Dr. Nelson turned theatrically covert. He shaded his mouth with a hand as if he had a secret that people might lip-read from the surveillance cameras. “Ah-choo,” he whispered.

“Uh, bless you?” For, like, the fakest sneeze ever?

“No,” he said. “Jesus. I mean the sneeze. That’s the delivery system. This drug will be delivered via sneeze. Or maybe a yawn. Something that one person does to another. Because, well. Beyond that I can’t say. You can probably figure out the rest.”

Right. I thought about it, and I thought about it, and I absolutely couldn’t figure out the rest. The rest was an unwritten world I was not invited to. I was too far down the chain in this puzzle, another mule without the code. Whatever. It hardly mattered. I was talking to a ghost.

“So what will I be feeling?” I asked, and I must have sounded too eager. Mommy just wants new feelings. Please, please, make Mommy feel something.

“Probably we don’t want to give you any help with that. Don’t want to game the books or whatever they say.”

“They don’t say that. That’s not a saying. Cook the books, game the system, queer the pitch. Anyway, are you that insecure about your work that you can’t tell me anything about it?”

He just blinked.

“Medical pathway? Part of brain targeted? Side effects? Give me some crumbs so I can at least make a goddamn biscuit.”

I knew his rules.

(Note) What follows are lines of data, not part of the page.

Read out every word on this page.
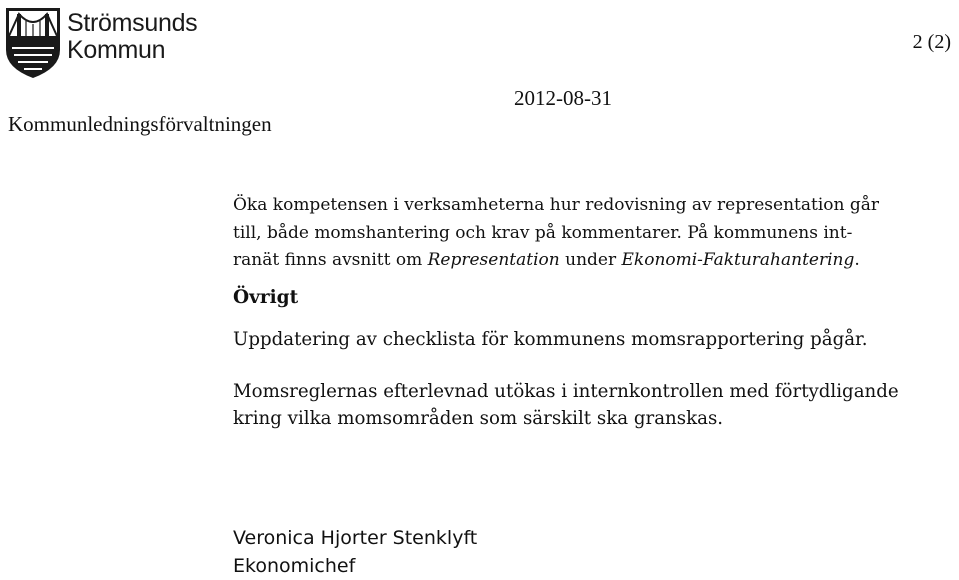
Strömsunds
Kommun	2 (2)
2012-08-31
Kommunledningsförvaltningen

Öka kompetensen i verksamheterna hur redovisning av representation går
till, både momshantering och krav på kommentarer. På kommunens int-
ranät finns avsnitt om Representation under Ekonomi-Fakturahantering.

Övrigt

Uppdatering av checklista för kommunens momsrapportering pågår.

Momsreglernas efterlevnad utökas i internkontrollen med förtydligande
kring vilka momsområden som särskilt ska granskas.

Veronica Hjorter Stenklyft
Ekonomichef
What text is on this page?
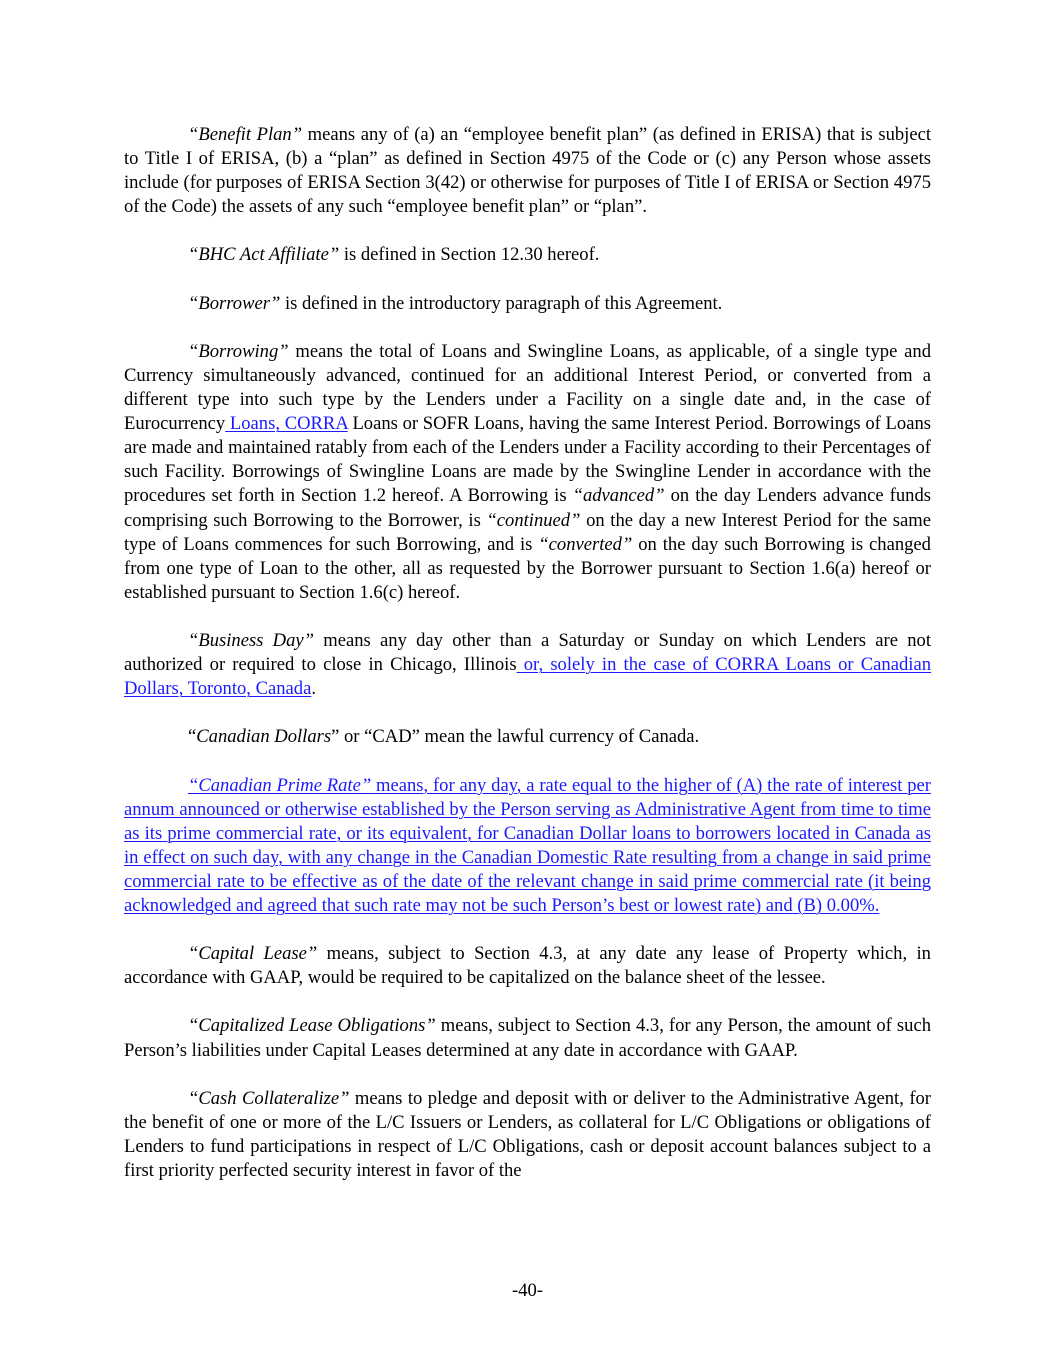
“Benefit Plan” means any of (a) an “employee benefit plan” (as defined in ERISA) that is subject to Title I of ERISA, (b) a “plan” as defined in Section 4975 of the Code or (c) any Person whose assets include (for purposes of ERISA Section 3(42) or otherwise for purposes of Title I of ERISA or Section 4975 of the Code) the assets of any such “employee benefit plan” or “plan”.

“BHC Act Affiliate” is defined in Section 12.30 hereof.

“Borrower” is defined in the introductory paragraph of this Agreement.

“Borrowing” means the total of Loans and Swingline Loans, as applicable, of a single type and Currency simultaneously advanced, continued for an additional Interest Period, or converted from a different type into such type by the Lenders under a Facility on a single date and, in the case of Eurocurrency Loans, CORRA Loans or SOFR Loans, having the same Interest Period. Borrowings of Loans are made and maintained ratably from each of the Lenders under a Facility according to their Percentages of such Facility. Borrowings of Swingline Loans are made by the Swingline Lender in accordance with the procedures set forth in Section 1.2 hereof. A Borrowing is “advanced” on the day Lenders advance funds comprising such Borrowing to the Borrower, is “continued” on the day a new Interest Period for the same type of Loans commences for such Borrowing, and is “converted” on the day such Borrowing is changed from one type of Loan to the other, all as requested by the Borrower pursuant to Section 1.6(a) hereof or established pursuant to Section 1.6(c) hereof.

“Business Day” means any day other than a Saturday or Sunday on which Lenders are not authorized or required to close in Chicago, Illinois or, solely in the case of CORRA Loans or Canadian Dollars, Toronto, Canada.

“Canadian Dollars” or “CAD” mean the lawful currency of Canada.

“Canadian Prime Rate” means, for any day, a rate equal to the higher of (A) the rate of interest per annum announced or otherwise established by the Person serving as Administrative Agent from time to time as its prime commercial rate, or its equivalent, for Canadian Dollar loans to borrowers located in Canada as in effect on such day, with any change in the Canadian Domestic Rate resulting from a change in said prime commercial rate to be effective as of the date of the relevant change in said prime commercial rate (it being acknowledged and agreed that such rate may not be such Person’s best or lowest rate) and (B) 0.00%.

“Capital Lease” means, subject to Section 4.3, at any date any lease of Property which, in accordance with GAAP, would be required to be capitalized on the balance sheet of the lessee.

“Capitalized Lease Obligations” means, subject to Section 4.3, for any Person, the amount of such Person’s liabilities under Capital Leases determined at any date in accordance with GAAP.

“Cash Collateralize” means to pledge and deposit with or deliver to the Administrative Agent, for the benefit of one or more of the L/C Issuers or Lenders, as collateral for L/C Obligations or obligations of Lenders to fund participations in respect of L/C Obligations, cash or deposit account balances subject to a first priority perfected security interest in favor of the

-40-
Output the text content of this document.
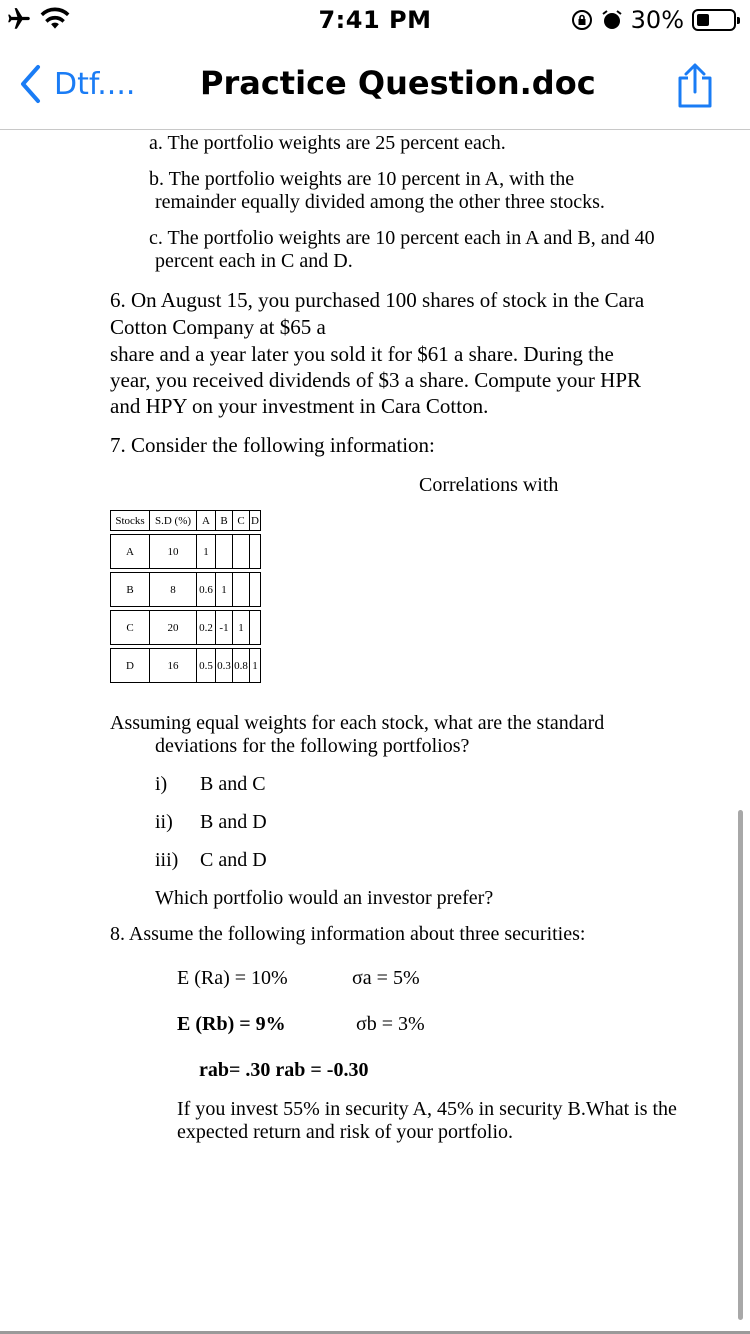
7:41 PM	30%
Dtf.... Practice Question.doc
a. The portfolio weights are 25 percent each.
b. The portfolio weights are 10 percent in A, with the
remainder equally divided among the other three stocks.
c. The portfolio weights are 10 percent each in A and B, and 40
percent each in C and D.
6. On August 15, you purchased 100 shares of stock in the Cara
Cotton Company at $65 a
share and a year later you sold it for $61 a share. During the
year, you received dividends of $3 a share. Compute your HPR
and HPY on your investment in Cara Cotton.
7. Consider the following information:
Correlations with
Stocks	S.D (%)	A	B	C	D

A	10	1			

B	8	0.6	1		

C	20	0.2	-1	1	

D	16	0.5	0.3	0.8	1
Assuming equal weights for each stock, what are the standard
deviations for the following portfolios?
i) B and C
ii) B and D
iii) C and D
Which portfolio would an investor prefer?
8. Assume the following information about three securities:
E (Ra) = 10%	σa = 5%
E (Rb) = 9%	σb = 3%
rab= .30 rab = -0.30
If you invest 55% in security A, 45% in security B.What is the
expected return and risk of your portfolio.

I knew his life. It was pointless to ask. The secrecy was so bone deep here at Thompson that a false narrative of this bit of medical terrorism, him standing at my desk blowing powder over my head, had already been scripted. The dailies, when they came in, would reflect a different scenario entirely, one in which I had not been medically sneezed on by a hulking gray skeleton. Dr. Nelson looked like he didn’t eat, and didn’t sleep, and didn’t really breathe. So much abstention. What, really, was there left to erase except the idea of the man?

“How about you just tell me what you feel whenever you have a minute. Use the logger on the…” He pointed at my terminal. “I added an identity for you.”